Expose Them to People that Speak the Target Language

Charity begins at home, but it does not end there. Another meaningful and highly effective way of raising bilingual kids is exposing them to people and groups who speak the language you want them to learn. Family gatherings, peers, events, and activities where the language is spoken will foster their interest in learning the language. Exposing them to the language outside the house will make them realize that it is ‘important’ and essential if they interact with others. This will make them learn it more keenly, consciously, or unconsciously.

Speak the ‘More Important’ Language at Home

Children instinctively perceive the language most spoken to them at home as more essential or needful, so they tend to learn it out of the need to communicate. So, for example, if you and your partner are Arabs living in England, speaking Arabic at home to the children will make them want to learn it as they perceive it as more important to them than the English used in school and other places. That helps foster their bilingual learning, so they speak the ‘more important’ language at home and speak the other in school and society to interact with peers and colleagues. Raising bilingual kids will be very suitable for a monolingual family who lives in a country where a different language is spoken.

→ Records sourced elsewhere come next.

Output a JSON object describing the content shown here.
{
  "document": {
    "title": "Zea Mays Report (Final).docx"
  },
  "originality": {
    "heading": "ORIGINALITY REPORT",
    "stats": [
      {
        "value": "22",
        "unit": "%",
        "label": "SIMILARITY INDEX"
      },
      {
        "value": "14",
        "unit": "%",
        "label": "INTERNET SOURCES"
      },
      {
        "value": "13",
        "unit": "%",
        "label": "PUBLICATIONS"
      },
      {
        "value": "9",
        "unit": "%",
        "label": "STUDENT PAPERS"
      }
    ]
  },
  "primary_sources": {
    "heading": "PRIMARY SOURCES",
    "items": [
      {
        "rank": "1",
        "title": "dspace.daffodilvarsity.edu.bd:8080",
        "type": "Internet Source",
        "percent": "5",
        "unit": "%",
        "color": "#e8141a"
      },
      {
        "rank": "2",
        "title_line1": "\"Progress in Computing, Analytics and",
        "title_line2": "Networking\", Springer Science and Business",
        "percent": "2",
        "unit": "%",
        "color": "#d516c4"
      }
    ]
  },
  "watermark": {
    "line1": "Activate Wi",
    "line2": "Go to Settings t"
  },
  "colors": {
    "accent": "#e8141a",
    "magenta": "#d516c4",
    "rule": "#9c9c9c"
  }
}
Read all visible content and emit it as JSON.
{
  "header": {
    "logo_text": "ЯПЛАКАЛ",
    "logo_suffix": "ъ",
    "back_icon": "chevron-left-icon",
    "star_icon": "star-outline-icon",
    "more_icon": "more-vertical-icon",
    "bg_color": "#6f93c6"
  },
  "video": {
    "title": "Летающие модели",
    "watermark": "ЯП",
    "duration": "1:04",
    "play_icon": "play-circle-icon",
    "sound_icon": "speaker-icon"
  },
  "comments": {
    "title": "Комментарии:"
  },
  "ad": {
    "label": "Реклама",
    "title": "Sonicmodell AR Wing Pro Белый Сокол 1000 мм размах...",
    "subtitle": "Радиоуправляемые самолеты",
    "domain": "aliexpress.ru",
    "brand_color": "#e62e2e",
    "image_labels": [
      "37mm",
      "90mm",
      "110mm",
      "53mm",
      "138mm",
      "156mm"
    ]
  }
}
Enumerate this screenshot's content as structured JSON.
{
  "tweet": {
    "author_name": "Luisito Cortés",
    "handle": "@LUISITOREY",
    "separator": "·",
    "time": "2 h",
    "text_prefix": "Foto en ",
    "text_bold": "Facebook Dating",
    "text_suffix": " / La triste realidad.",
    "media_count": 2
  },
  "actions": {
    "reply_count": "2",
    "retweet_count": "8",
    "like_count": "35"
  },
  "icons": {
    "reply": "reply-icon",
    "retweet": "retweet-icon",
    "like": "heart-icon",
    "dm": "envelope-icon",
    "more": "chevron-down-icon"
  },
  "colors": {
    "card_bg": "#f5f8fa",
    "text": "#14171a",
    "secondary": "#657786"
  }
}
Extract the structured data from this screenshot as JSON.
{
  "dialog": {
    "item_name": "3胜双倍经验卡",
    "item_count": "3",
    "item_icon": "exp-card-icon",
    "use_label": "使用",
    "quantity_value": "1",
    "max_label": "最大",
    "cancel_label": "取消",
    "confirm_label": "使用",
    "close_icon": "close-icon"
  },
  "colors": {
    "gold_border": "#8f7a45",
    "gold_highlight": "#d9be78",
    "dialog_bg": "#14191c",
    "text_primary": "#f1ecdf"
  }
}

Don’t Be Worried If They Mix Languages or Pick Up a Language Late

In many cases, bilingual children at early stages tend to mix both languages up when speaking, while in other cases, they fail to start speaking as soon as is expected. Whatever the case may be, do not panic as childrens’ cognitive and formative processes could differ. Let them mix it up, but don’t stop following the OPOL rule judiciously; eventually, they’ll learn to differentiate one language from the other and speak better.

Be Intentional

Start speaking the target language to the kids from when they are born. Children are very aware of sounds, expressions, and body language even at a very tender age, so when talking to them, you have to be very clear in yours words and actions. Avoid the temptation of making baby sounds. Speak actual words instead and try as much as possible to demonstrate the meaning of the words through gesticulations, expressions, or body language—visual inputs such as those help drive the spoken words home and improve communication.
Ignore the Myths
Some popular myths surround the raising of bilingual children. One of the more widespread ones is that the child will be confused and be unable to learn two languages at a tender age. This myth suggests that the child should learn one language at a tender age and the other when they have grown. Another myth says that teaching the child two languages simultaneously will stunt their development in one or both languages. These are just baseless myths without any biological or scientific backings. Please pay no attention to them.


Raising bilingual kids in either a monolingual or multilingual home can be challenging, but when done the right way, you’ll find out that it’s as easy as raising them to speak one language. Choosing to raise bilingual kids is a very positive parenting decision. It sets the children up for better opportunities in the future, open-mindedness, and confidence, so make the most of it while at it.
These seven tips for raising bilingual kids will make the process fun and seamless, and in no time, your kids will be fluent in the languages you want them to speak.